Segundo a Organização Mundial da Saúde (OMS), desde o início da invasão russa em 24 de fevereiro, as forças do Kremlin atacaram nada menos que 20 hospitais e centros de saúde. O atentado ao hospital psiquiátrico ocorreu apenas dois dias depois que a Rússia atacou um hospital materno-infantil na cidade de Mariupol, no sul., na costa do Mar de Azov, em que uma menina morreu e pelo menos 17 pessoas ficaram feridas. Os Estados Unidos classificaram este ataque como um crime de guerra. A Quarta Convenção de Genebra proíbe atacar civis durante as guerras, concedendo proteção especial aos centros de saúde, especialmente se forem hospitais pediátricos e maternidades, como é o caso daquela cidade ucraniana que em breve celebrará dez dias de cerco que a Cruz Vermelha descreveu como “apocalíptico”.
O bombardeio do hospital de Mariupol também ocorreu quando a Ucrânia e a Rússia concordaram em respeitar um corredor humanitário que permitiria a saída da população civil da cidade, uma iniciativa que foi frustrada em várias ocasiões naquela cidade desde sábado passado.

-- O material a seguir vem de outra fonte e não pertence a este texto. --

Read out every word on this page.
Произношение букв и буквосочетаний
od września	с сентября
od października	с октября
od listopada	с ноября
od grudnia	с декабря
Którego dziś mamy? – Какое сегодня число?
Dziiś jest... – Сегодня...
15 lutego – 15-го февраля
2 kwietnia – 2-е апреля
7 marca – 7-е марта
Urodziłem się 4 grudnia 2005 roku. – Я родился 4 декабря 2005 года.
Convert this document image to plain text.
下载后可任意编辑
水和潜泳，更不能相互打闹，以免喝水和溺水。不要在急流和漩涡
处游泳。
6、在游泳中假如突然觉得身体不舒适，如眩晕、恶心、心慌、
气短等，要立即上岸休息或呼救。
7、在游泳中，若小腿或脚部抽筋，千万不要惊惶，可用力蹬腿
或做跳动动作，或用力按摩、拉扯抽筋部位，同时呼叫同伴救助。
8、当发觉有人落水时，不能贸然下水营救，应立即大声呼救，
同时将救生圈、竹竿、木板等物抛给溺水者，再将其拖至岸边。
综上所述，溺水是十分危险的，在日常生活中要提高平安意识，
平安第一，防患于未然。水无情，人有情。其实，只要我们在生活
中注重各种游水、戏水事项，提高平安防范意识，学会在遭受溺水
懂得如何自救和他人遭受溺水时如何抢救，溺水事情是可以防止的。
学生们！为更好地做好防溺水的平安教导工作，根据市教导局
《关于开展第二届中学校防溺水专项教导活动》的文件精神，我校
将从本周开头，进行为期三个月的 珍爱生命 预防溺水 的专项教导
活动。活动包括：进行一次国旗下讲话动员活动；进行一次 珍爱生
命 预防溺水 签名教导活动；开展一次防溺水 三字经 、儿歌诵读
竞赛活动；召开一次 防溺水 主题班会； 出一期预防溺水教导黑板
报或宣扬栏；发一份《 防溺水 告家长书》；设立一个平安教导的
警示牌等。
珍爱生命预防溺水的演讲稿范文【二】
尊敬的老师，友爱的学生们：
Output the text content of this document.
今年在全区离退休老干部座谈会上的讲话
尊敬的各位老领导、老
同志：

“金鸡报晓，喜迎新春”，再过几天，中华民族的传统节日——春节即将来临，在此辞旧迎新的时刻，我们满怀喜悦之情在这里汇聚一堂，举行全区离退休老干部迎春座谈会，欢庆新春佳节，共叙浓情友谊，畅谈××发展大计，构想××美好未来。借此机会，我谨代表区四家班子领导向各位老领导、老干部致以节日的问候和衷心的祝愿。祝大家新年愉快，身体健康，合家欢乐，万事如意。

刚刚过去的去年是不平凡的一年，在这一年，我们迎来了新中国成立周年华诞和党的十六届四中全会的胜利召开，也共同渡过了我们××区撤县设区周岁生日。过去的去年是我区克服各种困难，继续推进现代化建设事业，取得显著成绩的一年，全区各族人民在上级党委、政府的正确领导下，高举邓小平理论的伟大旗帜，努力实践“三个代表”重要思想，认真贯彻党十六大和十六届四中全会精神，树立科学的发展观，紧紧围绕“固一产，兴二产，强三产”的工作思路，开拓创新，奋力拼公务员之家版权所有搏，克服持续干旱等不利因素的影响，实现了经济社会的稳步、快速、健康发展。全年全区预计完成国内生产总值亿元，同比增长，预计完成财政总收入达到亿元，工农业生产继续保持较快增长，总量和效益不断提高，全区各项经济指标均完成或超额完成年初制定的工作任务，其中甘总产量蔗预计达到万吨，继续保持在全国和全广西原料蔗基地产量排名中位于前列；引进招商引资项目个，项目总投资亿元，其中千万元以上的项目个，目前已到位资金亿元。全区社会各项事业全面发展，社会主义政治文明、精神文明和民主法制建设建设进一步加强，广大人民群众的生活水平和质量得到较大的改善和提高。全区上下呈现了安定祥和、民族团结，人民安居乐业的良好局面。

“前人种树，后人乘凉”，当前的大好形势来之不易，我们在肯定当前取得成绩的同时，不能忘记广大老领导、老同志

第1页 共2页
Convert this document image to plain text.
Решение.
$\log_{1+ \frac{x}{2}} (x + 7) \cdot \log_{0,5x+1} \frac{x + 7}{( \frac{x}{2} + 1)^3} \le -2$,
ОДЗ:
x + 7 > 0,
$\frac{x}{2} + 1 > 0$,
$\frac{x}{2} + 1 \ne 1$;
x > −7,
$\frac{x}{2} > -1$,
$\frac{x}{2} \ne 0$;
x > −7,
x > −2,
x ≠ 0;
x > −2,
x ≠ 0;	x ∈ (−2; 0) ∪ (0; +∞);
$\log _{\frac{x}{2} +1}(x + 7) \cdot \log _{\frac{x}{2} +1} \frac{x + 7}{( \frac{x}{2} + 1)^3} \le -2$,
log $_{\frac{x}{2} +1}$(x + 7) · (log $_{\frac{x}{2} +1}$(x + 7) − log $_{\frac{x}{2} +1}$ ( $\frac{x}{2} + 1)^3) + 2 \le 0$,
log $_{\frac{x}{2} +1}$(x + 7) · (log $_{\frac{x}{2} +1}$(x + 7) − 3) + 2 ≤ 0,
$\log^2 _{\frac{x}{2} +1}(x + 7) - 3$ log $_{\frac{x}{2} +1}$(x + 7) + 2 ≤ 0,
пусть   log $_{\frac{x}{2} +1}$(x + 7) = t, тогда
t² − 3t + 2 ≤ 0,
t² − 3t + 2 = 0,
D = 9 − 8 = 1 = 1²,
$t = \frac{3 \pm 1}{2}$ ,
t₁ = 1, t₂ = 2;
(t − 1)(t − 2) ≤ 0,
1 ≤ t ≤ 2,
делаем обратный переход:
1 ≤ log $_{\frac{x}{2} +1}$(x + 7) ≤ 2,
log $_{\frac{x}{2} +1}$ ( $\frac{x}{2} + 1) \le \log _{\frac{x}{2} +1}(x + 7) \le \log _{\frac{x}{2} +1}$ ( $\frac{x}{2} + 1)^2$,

Pelo sétimo dia consecutivo, a Rússia anunciou esta sexta-feira um novo cessar-fogo em Mariupol, onde, segundo os poucos testemunhos disponíveis de seus habitantes, está ocorrendo a pior crise humana na Ucrânia, com 200.000 de seus cerca de meio milhão de habitantes presos sem comida. , água, aquecimento ou eletricidade, e sob constante bombardeio russo, por mais de uma semana. Zelensky relatou a morte de uma menina de seis anos por desidratação na segunda-feira, enquanto moradores e organizações de direitos humanos descreveram cenas de pessoas bebendo água de poças no chão. Imagens divulgadas pela prefeitura mostram o enterro de cadáveres em valas comuns devido à impossibilidade de sepultar os mortos de outra forma.
As autoridades ucranianas disseram nesta sexta-feira que tentarão novamente organizar uma evacuação da cidade: "Esperamos que funcione hoje", disse a vice-primeira-ministra, Iryna Vereshchuk. Nos 16 dias que dura a ofensiva, pelo menos 2,5 milhões de ucranianos se refugiaram da guerra em países vizinhos, segundo o último número atualizado pelo Alto Comissariado das Nações Unidas para os Refugiados (ACNUR).